Dark sci-fi thriller set in a future where all crime is legal one night every year
New Labour might have led with their slogan 'tough on crime, tough on the causes of crime', but thankfully they didn't go as far as a state sanctioned night of murder, death, violence and rape. The Purge is set in America, 2022, where for one night a year all crime is legal. The theory being that it releases the pressure of pent up aggression, a mass catharsis that keeps crime rates low the rest of the year.
Following the Sandin family (Ethan Hawke and Lena Headey take the role of the parents) as they prepare for lockdown, it's their matter-of-fact acceptance of what is to come that gives proceedings a creepy, unsettling edge. But as with all best laid plans things start to fall apart after their son (Max Burkholder) attempts to give shelter to homeless man (Edwin Hodge) being pursued by a gang of upper class killers.

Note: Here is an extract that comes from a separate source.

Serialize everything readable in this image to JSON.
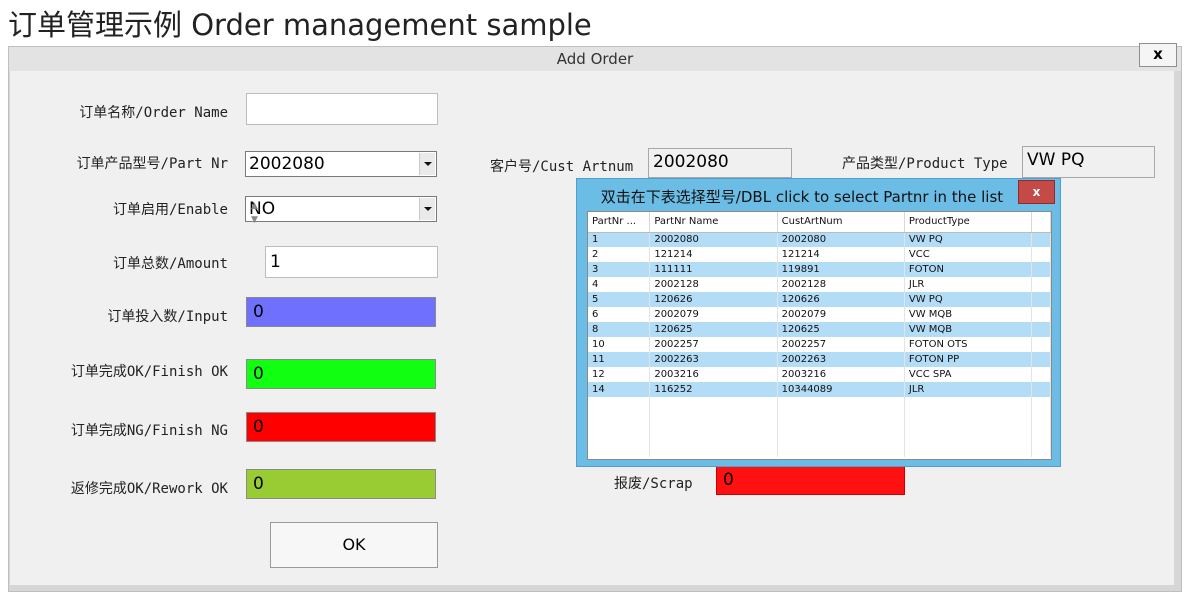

The Purge is actually quite hard to categorise it's a dark sci-fi/crime movie but in tone it's more similar to horror films such as The Strangers, The Collector or Hostel (not surprising when you realise it comes from Blumhouse Productions, the company behind the Paranormal Activity movies, Insidious and Sinister). It's a great set up which touches on ideas of how we deal with crime, class and the treatment of the poor, sick and needy, as the id runs free and society gives into its basest urges. However the final half turns into a typical home invasion thriller, though it's an interesting twist to have the blood thirsty mob made up of erudite privileged teens. There are some great ideas at play but it doesn't quite hang together, sometimes sacrificing logic for shock value, while the flip into action mode for the final act is slightly incongruous but mirrors the audiences own desire for release, revenge and bloodshed.